I don't know what to say about Beazley's resignation. He was, I think, disastrous for Labor because the public liked him but no one really wanted him in power. He's a politician who has disappointed me so often, not least because he seems to suffer from the lesson of Whitlam's defeat (don't let anyone know what you stand for because people won't vote for you) more than anyone in a party seriously afflicted by it. The result of that, of course, is that when it comes to last words, his are good. Good enough to make you curse him for not saying them earlier, all the more so because he seems not to employ spin doctors, or at least, not good ones, so he doesn't say the diplomatic thing, he uses the opportunity to say the thing he wishes he'd said all along.
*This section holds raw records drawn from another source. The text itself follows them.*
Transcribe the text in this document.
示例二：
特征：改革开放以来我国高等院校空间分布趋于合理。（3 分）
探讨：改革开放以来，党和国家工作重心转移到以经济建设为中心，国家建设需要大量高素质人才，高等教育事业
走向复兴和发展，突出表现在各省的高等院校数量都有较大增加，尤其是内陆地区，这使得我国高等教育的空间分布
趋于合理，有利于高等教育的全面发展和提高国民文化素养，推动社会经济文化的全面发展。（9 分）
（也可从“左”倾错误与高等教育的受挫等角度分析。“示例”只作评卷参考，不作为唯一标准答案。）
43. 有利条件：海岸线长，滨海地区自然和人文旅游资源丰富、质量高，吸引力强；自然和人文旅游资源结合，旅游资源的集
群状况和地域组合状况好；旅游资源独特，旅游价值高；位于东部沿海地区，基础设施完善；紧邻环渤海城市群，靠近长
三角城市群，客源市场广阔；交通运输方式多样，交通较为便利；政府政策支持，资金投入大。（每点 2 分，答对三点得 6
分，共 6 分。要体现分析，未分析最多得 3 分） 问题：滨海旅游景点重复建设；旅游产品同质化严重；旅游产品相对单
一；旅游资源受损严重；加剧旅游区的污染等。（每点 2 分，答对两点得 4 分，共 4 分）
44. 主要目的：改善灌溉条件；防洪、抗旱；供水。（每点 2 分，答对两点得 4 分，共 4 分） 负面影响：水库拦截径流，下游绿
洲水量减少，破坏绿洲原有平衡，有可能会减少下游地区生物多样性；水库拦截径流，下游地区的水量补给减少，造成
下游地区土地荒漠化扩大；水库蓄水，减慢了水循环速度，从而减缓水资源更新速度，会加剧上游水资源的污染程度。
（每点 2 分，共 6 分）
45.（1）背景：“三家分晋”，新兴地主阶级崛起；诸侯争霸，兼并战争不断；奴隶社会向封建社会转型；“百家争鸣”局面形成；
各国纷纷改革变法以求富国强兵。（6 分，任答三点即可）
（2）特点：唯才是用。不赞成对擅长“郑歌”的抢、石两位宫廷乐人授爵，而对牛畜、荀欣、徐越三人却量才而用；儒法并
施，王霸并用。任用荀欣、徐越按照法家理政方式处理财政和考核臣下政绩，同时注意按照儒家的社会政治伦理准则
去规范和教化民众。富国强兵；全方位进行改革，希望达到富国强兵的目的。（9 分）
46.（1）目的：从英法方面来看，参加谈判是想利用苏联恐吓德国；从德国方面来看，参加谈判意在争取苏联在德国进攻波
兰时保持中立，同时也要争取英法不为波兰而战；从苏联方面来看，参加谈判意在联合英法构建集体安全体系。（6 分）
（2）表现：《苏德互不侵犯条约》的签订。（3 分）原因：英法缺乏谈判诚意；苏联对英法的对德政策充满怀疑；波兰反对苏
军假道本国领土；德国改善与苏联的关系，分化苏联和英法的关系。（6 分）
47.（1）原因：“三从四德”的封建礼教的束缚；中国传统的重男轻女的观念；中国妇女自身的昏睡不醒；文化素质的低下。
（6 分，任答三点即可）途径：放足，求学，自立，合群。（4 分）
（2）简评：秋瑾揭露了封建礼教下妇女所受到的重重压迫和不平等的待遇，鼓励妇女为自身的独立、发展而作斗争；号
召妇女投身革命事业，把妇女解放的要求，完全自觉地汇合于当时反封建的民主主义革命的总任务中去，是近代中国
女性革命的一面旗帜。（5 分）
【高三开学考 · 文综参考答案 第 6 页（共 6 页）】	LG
He set a couple of records straight, particularly about the inconsistency of the conservatives' record on financial management, which was just a joy for a True Believer like me. Today he also said "When you wish to assault democracy, first you attack the unions; when you wish to restore democracy, first you start with the unions." He talked about the ability of solidarity to break dictatorships both Left and Right. And further that 'One of the great things about politics is it extracts you from your natural selfishness; you cannot help it.'
This time, his last words mark the distance between old and new Australia, and old and new Labor. Not surprising, given his history with the party. His father was in Chifley's parliament and went on to be Whitlam's Minister for Education, in which role he put in place one of the most remarkable tertiary education systems in the world, for all that he was very much on the Right of the party. But its Chifley's conception of the party and of politics that marks Beazley jr. even now. For Beazley, Unionism isn't a means to the end of better working conditions; it is an end in itself. A trade union is the basic and most fundamental political unit, the means by which people participate in politics and exercise agency in their own lives and in the means of production (of their income).
I don't know if that's true anymore, and either way, Labor isn't the party of the Unions anymore. I am really sad that the Australia described in Kim Beazley's valedictory speech is passing.